Scholarship

Some suggest that the best way to live a human life is to do worthwhile things well.  What is worthwhile is up to the individual.

I will not attempt to sugarcoat my thought processes.  Throughout my academic career, certainly throughout most of my K-12 education, I did well mostly because I could and the praise I received had become integral to my identity.  I had no notion to question the constructs under which I was performing, and the praise and high marks I received sadly became my motivators to do well.  However, by late middle school and early high school, cracks had began to form in my academic scheme.  Starting in the eighth and ninth grade, I began to suffer from depression atop an adolescent angst that had turned my social anxiety from a non-problem into a source of distress.  After years of straight As, I got my first B in the eighth grade, and two more in the ninth grade.  In fact, two of my interim grades each year were Cs.  From this upset, I underwent some crises.  I would not get upset with my parents when they were upset at me for not doing well, but developed a neurotic aversion to praise from them and other adults.  There are numerous occasions I yelled and screamed at my parents when they commented on something I was doing well but was insecure about.  (In retrospect, the illogic of this astounds me and I regret my behavior.)  I even developed a distrust of those who I was not close with yet think highly of me, something I still have not totally shed.  Upon entering into the eleventh grade, I began attending the Governor’s School of Southside Virginia, a magnet school with a stressful environment. By Governor’s School, I was most motivated by a sort of practical existential anxiety.  I had developed a want for independence and financial security, and to me the most obvious path was to do well in my academics so that I might further my education and earn valuable degrees to get a good job.  Having fallen from grace before, I accepted Bs where I might have gotten As, having put in insufficient work to achieve the highest marks I might have gotten.  I to this day cannot say whether or not my poorer performance was due to my mental health issues, which are most insidious in that they affect your perception, or due to bad habits and laziness; most likely, it is a combination of both.  Still, I aimed as high as I felt I could, because I knew it would pay off.

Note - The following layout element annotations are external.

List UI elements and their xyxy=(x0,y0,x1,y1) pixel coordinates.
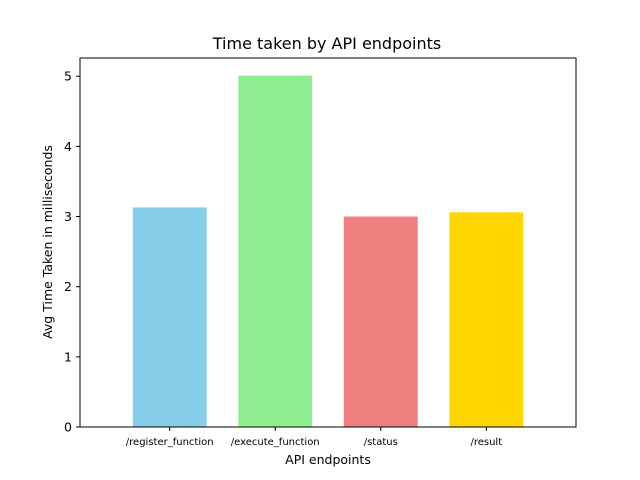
x-tick-label: /register_function xyxy=(126,437,214,448)
x-tick-label: /execute_function xyxy=(231,437,320,448)
x-axis: /register_function/execute_function/stat… xyxy=(126,427,502,448)
y-axis-label: Avg Time Taken in milliseconds xyxy=(40,145,55,339)
bar-register-function xyxy=(132,207,207,427)
bar-execute-function xyxy=(238,75,313,427)
x-tick-label: /result xyxy=(470,437,502,448)
bar-result xyxy=(449,212,524,427)
plot-frame xyxy=(79,57,577,428)
y-axis: 0 1 2 3 4 5 xyxy=(64,69,80,435)
y-tick-label: 3 xyxy=(64,209,72,224)
y-tick-label: 2 xyxy=(64,279,72,294)
y-tick-label: 4 xyxy=(64,139,72,154)
y-tick-label: 5 xyxy=(64,69,72,84)
x-axis-label: API endpoints xyxy=(285,452,371,467)
bars-group xyxy=(132,75,524,427)
bar-status xyxy=(343,216,418,427)
y-tick-label: 1 xyxy=(64,349,72,364)
chart-title: Time taken by API endpoints xyxy=(212,34,441,53)
x-tick-label: /status xyxy=(364,437,398,448)
y-tick-label: 0 xyxy=(64,420,72,435)
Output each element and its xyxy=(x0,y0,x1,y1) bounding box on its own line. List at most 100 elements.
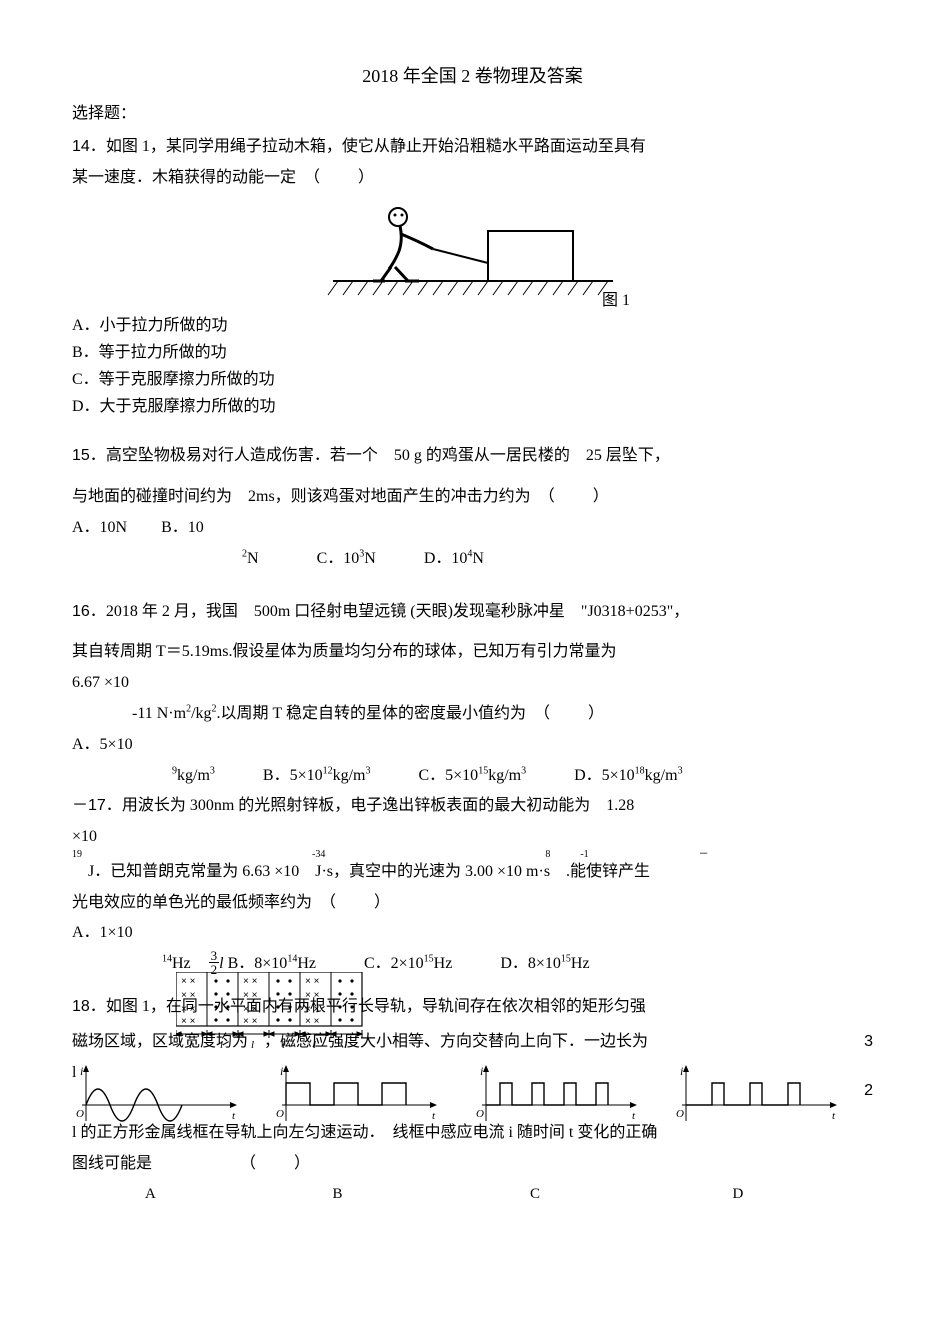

My motivation to do well academically for its own sake is all but gone.  Anxiety for the future is still an important motivator for me to do well, but I have grown to value my own education and personal development more.  Playing the game and getting high marks is an arguably unfortunate concession I must make to keep my funding and my standing at Longwood, though one I am quite willing to make.  Constructs such as “doing well” in school are not inherently bad; it is often useful to recognize them for what they are, but rebelling against them because you “see through them” is immature.  I am a physics major, and my major classes are important to my future career.  It is hard to derive profound insights about the meaning of life from how much energy a bullet imparts on a block of wood, or the optical properties of a lens.  However, some of the things I am learning along the way and in other classes are helping me mold myself into the person I want to be.  Despite my overly pragmatic view into academics, there are merit and non-career-related opportunities afforded to those who do well, which I enjoy because of my grades.  Doing well in my classes is a small price to pay for taking honors courses, for instance, and for standing out from the pack when it is important.  There are different paths for everyone, but the path of excelling academically is working for me.